By Christine Palamidessi Moore
Memoir reveals gone but not forgotten era
The boho-beatnik, boutique, food and folk music scenes of Greenwich Village have made indelible marks in the imagination of people everywhere. Less reknowned are the Italian-American immigrants who lived in the area around Washington Square and the stories about their lives, love, and rabbletrousing.
Carol Bonomo Albright, granddaughter of Italian immigrants, grew up in an apartment building on West Broadway between Prince and Spring. The building housed not only her family and grandmother but also 28 other families, all Italian except for a few Jewish couples and a gay couple. As a young girl, Albright played hopscotch in the shadow of Garabldi’s statue, ran errands on Houston Street and walked past the Little Red School House, whose programs and events pricked the curiosity of Itaian immigrants.
In the memoir, she not only describes the going on at the school–the nuns, the dancing lessons–but also fills the readers in on the Ciano family who owned the buildings which housed the school.
As a youngster, Albright discovered the great abstract expressionist Joseph Stella. His doctor brother sponsored the first exhibit of his works in the Tiro A Segno Club on MacDougal Street.
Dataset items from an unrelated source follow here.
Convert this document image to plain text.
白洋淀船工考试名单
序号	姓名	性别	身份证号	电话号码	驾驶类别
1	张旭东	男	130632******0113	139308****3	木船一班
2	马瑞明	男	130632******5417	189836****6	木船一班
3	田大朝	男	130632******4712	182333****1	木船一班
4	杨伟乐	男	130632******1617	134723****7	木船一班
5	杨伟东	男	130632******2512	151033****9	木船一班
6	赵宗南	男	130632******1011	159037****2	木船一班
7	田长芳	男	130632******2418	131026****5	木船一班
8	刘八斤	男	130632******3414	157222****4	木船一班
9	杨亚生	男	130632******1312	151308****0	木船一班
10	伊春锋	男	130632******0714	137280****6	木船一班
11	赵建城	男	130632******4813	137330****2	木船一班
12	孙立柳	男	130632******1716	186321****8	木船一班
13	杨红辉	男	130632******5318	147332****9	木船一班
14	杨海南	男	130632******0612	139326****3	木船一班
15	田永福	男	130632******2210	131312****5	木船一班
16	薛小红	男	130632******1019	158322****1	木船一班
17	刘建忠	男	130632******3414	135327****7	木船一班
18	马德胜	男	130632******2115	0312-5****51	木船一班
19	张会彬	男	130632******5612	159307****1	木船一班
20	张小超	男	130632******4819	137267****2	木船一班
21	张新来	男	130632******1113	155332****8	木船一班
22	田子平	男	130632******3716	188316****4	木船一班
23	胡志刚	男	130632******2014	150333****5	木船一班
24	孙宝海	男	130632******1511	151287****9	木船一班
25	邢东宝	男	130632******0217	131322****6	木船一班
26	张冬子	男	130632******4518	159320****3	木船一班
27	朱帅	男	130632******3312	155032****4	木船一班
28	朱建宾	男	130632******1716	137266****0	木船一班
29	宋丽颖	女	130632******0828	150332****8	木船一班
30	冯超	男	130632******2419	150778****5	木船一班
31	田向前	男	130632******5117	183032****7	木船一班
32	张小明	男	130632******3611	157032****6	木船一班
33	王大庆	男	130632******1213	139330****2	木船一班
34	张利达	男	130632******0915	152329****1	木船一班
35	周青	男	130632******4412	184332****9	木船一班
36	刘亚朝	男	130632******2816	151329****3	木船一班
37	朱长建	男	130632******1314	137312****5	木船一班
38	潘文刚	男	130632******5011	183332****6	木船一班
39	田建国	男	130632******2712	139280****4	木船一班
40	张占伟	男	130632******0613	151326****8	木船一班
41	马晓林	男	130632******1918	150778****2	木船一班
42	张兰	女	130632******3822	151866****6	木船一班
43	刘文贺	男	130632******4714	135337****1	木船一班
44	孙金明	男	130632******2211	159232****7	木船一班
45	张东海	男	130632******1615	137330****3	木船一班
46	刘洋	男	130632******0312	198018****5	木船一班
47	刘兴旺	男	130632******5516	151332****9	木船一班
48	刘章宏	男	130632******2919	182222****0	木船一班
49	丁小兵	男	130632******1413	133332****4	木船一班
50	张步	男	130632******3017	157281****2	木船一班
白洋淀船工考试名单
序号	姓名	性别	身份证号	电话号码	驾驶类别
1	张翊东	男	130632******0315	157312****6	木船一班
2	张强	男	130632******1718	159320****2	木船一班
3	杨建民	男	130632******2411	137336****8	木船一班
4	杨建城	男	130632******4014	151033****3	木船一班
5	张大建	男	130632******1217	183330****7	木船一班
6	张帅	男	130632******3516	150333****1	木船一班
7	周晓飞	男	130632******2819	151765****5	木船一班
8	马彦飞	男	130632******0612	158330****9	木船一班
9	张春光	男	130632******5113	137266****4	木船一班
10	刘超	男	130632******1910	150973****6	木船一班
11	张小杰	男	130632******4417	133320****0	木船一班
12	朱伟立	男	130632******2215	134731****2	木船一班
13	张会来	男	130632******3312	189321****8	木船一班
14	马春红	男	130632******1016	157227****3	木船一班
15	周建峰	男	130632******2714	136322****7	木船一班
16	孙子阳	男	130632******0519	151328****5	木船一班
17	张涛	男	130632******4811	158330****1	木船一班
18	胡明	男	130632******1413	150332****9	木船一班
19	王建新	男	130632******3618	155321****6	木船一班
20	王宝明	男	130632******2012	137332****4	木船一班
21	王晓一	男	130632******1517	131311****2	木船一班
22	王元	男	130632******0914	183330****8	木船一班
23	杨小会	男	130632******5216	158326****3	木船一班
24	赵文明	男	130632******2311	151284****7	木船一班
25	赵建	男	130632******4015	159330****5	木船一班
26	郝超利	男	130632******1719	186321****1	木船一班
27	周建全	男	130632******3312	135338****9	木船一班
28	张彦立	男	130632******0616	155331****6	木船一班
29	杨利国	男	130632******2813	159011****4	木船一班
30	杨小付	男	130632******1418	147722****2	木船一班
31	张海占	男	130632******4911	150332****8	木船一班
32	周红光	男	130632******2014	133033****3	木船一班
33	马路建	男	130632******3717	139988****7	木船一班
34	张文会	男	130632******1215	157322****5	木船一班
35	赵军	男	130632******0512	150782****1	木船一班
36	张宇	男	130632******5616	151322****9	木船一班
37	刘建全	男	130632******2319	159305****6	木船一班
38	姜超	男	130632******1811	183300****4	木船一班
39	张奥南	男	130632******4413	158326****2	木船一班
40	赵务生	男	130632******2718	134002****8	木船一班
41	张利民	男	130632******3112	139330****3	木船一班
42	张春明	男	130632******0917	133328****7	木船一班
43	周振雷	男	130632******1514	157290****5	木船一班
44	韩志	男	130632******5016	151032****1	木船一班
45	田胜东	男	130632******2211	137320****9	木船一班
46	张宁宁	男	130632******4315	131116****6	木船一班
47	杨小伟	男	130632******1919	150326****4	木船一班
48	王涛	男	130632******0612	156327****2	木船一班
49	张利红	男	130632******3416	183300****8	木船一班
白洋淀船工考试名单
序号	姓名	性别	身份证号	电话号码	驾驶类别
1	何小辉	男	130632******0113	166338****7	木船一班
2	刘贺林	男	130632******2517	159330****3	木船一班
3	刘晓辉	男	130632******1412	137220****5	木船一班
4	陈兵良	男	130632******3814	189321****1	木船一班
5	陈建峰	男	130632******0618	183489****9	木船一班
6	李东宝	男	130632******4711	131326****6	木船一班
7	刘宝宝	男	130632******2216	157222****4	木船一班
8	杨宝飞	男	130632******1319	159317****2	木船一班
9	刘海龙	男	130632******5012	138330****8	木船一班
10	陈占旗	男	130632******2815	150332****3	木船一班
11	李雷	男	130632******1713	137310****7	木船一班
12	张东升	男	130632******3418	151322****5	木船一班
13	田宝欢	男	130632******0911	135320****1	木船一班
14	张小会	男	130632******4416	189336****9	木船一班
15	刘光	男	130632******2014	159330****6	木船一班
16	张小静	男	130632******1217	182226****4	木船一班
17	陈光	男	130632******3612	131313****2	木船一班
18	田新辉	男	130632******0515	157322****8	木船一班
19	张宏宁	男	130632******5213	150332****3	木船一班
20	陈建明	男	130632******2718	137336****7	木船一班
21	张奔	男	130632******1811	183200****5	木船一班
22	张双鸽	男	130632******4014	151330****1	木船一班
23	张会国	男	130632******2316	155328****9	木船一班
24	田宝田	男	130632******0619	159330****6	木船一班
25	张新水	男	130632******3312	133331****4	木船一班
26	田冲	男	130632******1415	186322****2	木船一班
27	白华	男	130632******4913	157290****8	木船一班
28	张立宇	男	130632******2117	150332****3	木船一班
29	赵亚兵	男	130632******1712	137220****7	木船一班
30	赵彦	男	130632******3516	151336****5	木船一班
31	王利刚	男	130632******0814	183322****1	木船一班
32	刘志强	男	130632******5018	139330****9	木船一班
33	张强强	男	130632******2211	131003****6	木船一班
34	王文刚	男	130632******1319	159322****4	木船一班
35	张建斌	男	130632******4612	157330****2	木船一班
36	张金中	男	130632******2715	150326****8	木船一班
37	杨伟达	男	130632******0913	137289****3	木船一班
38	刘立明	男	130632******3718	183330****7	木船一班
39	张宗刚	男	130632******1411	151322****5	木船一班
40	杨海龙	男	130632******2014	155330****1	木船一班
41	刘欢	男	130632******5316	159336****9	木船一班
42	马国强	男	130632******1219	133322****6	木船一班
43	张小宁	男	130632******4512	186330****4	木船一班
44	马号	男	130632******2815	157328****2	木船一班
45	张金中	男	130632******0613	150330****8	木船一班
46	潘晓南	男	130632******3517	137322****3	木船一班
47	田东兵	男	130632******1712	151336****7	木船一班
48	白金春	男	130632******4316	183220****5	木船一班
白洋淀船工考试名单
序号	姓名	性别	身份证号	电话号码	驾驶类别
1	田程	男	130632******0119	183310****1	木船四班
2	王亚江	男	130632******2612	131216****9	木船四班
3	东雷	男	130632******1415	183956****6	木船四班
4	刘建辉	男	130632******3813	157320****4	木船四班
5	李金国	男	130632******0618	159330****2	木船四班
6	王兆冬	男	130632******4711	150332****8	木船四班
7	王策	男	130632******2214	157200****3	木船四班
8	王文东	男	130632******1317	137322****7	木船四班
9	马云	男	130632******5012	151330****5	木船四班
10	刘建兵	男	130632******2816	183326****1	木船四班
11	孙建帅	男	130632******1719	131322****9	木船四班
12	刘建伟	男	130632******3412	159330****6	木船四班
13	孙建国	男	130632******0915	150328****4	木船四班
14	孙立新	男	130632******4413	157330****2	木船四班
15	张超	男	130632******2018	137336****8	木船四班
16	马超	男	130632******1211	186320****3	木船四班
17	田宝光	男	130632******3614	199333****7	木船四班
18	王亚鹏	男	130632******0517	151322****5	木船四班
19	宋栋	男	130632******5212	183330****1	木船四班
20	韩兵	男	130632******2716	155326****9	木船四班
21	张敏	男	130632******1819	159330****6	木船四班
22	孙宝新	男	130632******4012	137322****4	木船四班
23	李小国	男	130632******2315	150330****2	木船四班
Ralph Fasanella, who lived around the block on Thompson Street, rose up from beginnings more humble than Stella’s. His father was an iceman and his mother a button-hole maker. Ralph’s works celebrating workers hang in important museums around the world.
Today, the major vestages left of Italian life in the Village are the aromas of bread, espresso, pizza, garlicky salami, and cigars. Albright takes us with her, down Cornelia and Bleeker Streets, as she steps back in time and inside the wood floored stores that flourished during her childhood–Virginia’s delicatessen next door to St. Anthony’s Church, Joe’s cheese store with its supurb cacciocavallo and the candy shop that sold Charlotte Russe.
Along the way, Abright takes readers on a brisk tour of Village architecture, giving details about the facades of Fifth Avenue churches and the stained glass window above the entrance to Parrazzo Funeral Home, now The Village Funeral Home.
And what a twist on subway art–no spray paint! With a nod to Jacob Astor’s fortune made in beaver fur, Albright notes the tiled representation of a beaver on the IRT’s Astor Place subway stop. The Bleecker Street stop sports tulips on its nameplate in honor of the Dutch who initially settled the area.
Give it a read. Long-time Village residents can stroll down memory lane and the new ones might delight in discovering an older Village — right under their feet, during its heyday as the center of Italian immigrants’ lives, when the liberal thinking population’s ethos was, as it continues to be today, a live-and-let-live attitude.